Very old subject that has been debated many times with almost all suggesting that it just works much better on the output. Big reason for me not to even try is that it seems a really good way for any excess cO2 to collect at the top of the canister which is where the impeller sets. An impeller will not move air so I don't want it setting even partly in a bubble. Dry impellers wear very quickly as they normally use water as sort of lube.
I figured I wasn't the first one to come up with this. That kinda makes sense, but I suppose it depends on the canister filter design a little. The newer eheim design seems to suck the water to the bottom and push it through the media, and what remains through the impeller. By my logic if the CO2 is ever going to dissolve, it would have dissolved by then. If it hasn't, it is possible the injection rate is too high. After googling one aquarist said that even if the pump ran empty the overheating is not as much of an issue with modern magnetic impellers. Some users said they had tried it, but none of them had measured the effects. I'm considering doing this with a bigger 400-500 liter tank I am planning in the future. For the 120 liter I have no I don't see much of a benefit with the exception of perhaps better visibility.
Using the canister filter as co2 reactor is good idea. I have experience 5+ year's with dissolving co2 through canister filter. I'm using Fluval 406, Eheim 2075 and Sunsun 302 without any problem, no leaks, no problem with biological filtration, no problem with gasket wear off. Everything works fine. Only one thing, occasionally you can hear undissolved co2 going out through outlet, no big deal.
Thanks for sharing!
Why re-invent the wheel. We know it works at the outflow very well.
In my opinion discussions related to possible improvements should be welcomed, not shut down. While something may work now does not mean it can't be improved upon.
The problem is there are many that do have problems depending on filter and levels of co2. I've never heard of anyone having issues at the outflow.
The "problem" would be low dissolution an atomizer offers and not having to buy an actual reactor. The answer is basically the same as to why someone would want to buy a CO2 reactor. The biggest reason would be more efficient use of CO2 I guess, in the sense that you have to inject less for the same results and it is easier to disperse it around the tank with the water flow. Another one would be less microbubbles = more visibility. My tank for example has lights on an no CO2 injection only 1.5 hours per day.
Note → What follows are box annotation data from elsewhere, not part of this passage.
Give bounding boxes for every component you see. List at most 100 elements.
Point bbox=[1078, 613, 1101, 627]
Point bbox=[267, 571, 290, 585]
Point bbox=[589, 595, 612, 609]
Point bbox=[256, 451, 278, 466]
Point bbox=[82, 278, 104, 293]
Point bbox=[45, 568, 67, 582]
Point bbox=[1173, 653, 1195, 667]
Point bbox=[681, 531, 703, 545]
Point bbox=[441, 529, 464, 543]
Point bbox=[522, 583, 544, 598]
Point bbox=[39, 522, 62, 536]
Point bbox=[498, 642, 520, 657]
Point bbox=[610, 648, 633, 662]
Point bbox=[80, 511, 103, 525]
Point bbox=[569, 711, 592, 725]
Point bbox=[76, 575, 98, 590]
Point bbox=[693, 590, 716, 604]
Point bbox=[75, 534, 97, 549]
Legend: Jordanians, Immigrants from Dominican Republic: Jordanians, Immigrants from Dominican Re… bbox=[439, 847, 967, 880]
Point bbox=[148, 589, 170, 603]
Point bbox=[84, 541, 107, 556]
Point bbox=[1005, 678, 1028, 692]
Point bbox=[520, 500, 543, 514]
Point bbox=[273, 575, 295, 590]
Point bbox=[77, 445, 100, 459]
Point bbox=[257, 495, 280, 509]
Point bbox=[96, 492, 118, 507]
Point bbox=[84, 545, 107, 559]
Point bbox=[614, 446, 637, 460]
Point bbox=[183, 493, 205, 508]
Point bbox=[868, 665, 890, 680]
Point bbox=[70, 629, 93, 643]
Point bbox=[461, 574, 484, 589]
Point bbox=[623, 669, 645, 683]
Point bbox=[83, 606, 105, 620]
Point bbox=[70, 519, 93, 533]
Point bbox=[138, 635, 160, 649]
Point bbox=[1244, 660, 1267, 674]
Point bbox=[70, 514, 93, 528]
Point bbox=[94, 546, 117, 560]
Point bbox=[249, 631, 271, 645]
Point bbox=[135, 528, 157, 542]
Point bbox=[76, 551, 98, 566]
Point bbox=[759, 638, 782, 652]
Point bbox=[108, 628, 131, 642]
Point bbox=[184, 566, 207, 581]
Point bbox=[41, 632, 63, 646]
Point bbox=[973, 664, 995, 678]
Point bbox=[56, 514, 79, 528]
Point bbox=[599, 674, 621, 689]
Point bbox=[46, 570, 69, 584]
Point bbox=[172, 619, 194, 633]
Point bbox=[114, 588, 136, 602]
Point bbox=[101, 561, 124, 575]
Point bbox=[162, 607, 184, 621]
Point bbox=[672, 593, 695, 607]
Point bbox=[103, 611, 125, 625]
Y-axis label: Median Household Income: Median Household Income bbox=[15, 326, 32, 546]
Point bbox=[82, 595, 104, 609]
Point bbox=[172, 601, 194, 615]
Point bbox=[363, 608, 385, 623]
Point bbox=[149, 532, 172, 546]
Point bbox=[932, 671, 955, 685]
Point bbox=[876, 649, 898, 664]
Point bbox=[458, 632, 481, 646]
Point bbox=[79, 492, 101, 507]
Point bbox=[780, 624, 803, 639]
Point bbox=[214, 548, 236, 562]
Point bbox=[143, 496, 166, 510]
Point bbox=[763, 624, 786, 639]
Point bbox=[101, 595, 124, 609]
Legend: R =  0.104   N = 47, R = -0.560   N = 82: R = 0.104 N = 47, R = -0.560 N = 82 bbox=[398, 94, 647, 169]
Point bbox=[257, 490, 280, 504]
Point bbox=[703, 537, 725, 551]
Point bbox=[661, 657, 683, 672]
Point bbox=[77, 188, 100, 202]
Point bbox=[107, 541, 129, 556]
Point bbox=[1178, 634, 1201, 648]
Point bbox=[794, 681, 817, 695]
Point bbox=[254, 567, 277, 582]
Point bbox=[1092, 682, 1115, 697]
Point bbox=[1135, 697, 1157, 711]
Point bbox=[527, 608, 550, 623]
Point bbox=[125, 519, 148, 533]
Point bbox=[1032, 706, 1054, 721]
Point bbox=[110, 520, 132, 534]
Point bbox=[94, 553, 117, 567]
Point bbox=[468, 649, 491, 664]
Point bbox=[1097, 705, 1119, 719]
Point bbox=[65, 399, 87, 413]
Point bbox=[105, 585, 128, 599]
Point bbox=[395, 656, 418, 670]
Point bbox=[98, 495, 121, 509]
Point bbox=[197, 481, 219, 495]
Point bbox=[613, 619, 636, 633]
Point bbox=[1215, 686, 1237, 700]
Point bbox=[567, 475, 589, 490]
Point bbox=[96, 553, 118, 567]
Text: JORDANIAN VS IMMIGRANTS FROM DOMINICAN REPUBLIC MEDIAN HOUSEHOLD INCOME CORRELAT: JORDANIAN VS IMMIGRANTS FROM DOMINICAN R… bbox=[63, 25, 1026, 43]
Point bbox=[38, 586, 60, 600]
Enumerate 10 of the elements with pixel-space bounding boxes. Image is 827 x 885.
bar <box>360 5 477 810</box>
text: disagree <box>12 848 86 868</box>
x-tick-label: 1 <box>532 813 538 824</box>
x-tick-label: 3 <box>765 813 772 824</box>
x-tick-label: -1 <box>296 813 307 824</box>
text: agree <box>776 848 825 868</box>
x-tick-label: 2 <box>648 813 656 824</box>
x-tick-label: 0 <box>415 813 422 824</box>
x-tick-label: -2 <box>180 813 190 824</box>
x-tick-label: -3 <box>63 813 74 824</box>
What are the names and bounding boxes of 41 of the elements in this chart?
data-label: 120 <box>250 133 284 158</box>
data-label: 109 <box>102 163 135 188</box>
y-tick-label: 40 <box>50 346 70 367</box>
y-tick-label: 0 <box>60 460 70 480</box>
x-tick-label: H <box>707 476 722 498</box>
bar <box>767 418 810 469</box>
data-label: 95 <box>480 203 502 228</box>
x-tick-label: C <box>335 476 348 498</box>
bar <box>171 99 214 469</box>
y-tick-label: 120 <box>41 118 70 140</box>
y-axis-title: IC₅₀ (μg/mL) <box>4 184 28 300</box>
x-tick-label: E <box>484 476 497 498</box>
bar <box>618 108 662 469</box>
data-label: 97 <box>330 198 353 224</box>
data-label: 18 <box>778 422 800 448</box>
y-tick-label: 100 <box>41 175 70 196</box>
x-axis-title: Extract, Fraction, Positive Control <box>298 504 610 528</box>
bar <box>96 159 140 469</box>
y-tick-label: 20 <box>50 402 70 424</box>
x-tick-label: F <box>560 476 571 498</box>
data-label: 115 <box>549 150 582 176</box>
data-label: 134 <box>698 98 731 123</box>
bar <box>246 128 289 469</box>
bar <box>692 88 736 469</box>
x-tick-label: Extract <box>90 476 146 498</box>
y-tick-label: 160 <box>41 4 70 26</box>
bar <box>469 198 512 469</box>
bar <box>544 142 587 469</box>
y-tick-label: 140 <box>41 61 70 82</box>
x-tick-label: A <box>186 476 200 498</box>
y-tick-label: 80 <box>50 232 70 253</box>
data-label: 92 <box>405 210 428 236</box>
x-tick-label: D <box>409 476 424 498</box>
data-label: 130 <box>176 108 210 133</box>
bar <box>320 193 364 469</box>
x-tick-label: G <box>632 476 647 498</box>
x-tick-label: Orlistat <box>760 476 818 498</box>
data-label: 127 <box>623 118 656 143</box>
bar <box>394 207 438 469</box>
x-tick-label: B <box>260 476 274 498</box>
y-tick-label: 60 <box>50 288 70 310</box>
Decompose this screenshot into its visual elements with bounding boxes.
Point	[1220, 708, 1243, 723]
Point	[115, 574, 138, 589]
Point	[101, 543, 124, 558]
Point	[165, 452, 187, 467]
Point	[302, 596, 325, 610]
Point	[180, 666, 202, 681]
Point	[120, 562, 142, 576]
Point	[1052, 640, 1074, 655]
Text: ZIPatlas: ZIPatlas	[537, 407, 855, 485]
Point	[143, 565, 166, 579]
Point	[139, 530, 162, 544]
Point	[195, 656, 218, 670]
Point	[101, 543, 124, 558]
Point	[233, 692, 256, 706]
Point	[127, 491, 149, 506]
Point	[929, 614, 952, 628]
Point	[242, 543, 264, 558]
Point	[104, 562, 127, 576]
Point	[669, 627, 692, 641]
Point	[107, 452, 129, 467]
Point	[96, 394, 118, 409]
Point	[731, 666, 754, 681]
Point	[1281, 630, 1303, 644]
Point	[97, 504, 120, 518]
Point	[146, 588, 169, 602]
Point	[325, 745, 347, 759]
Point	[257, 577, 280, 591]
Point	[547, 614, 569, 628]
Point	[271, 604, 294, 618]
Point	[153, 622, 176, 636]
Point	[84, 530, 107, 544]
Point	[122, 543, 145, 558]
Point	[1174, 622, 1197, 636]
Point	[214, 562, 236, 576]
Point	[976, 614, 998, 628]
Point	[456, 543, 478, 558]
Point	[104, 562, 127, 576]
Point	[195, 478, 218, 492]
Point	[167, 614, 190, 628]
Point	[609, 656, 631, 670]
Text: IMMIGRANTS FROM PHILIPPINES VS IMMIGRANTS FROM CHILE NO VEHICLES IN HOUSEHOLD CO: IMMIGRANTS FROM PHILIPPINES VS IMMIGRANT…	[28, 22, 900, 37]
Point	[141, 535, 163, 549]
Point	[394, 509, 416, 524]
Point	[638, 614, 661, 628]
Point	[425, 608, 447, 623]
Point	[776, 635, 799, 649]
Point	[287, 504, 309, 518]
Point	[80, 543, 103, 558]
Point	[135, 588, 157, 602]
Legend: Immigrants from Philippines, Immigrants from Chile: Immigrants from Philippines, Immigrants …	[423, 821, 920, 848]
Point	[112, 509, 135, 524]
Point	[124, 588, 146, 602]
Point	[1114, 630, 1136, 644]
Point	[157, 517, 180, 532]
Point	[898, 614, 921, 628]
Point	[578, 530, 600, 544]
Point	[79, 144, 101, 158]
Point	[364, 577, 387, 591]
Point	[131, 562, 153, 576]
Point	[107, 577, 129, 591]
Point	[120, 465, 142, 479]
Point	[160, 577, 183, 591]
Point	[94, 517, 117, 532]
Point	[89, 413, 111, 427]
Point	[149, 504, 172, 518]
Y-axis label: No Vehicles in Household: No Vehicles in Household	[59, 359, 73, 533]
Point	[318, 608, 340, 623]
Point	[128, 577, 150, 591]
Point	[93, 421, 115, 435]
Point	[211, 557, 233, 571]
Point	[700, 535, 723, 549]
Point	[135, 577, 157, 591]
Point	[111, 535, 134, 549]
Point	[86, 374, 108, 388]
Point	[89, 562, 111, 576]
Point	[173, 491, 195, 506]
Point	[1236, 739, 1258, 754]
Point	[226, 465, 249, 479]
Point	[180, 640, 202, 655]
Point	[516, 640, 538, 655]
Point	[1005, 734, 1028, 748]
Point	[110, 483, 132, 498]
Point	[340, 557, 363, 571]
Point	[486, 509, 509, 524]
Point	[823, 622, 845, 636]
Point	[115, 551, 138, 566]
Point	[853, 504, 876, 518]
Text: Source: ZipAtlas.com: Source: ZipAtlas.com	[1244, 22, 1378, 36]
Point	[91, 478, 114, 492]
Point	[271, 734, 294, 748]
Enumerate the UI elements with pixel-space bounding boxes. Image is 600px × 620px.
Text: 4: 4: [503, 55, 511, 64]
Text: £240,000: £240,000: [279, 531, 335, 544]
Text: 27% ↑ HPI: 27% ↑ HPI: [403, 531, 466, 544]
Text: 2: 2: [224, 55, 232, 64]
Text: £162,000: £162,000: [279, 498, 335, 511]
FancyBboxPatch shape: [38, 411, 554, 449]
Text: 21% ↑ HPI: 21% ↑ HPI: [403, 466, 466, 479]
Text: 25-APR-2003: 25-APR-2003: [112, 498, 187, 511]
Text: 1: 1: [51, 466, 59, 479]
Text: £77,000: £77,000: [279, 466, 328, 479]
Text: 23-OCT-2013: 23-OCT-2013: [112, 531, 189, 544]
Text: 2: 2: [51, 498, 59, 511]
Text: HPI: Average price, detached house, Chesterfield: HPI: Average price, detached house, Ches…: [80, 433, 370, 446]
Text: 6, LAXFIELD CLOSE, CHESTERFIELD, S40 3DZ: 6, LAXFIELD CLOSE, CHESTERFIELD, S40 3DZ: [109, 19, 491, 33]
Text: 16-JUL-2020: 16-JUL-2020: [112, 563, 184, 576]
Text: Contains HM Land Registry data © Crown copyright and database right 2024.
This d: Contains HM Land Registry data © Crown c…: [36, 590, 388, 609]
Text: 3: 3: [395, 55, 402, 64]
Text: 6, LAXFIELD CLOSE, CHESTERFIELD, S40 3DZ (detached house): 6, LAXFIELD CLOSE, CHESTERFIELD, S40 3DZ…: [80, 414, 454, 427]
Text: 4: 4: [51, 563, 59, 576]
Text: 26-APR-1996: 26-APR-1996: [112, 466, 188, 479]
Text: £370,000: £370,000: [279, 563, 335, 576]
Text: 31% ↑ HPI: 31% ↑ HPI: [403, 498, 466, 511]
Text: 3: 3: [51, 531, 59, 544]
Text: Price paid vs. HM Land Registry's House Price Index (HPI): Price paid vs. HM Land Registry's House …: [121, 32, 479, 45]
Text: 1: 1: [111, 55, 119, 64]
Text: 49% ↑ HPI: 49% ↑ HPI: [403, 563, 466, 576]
So far I've found some users having issues with gas building up (which means injection rate was likely too high, and tuned for a setup where a lot of CO2 is lost), and others saying that it wasn't as efficient as they had hoped. Some people raised concerns about bacteria dying because of pH or high CO2 meaning low O2, but some users were quick to point out this not to be the case. If pH was an issue that would be a problem regardless of injection method (or just too much CO2), and CO2 levels are independent of O2 levels - it is possible to have both at high levels at the same time.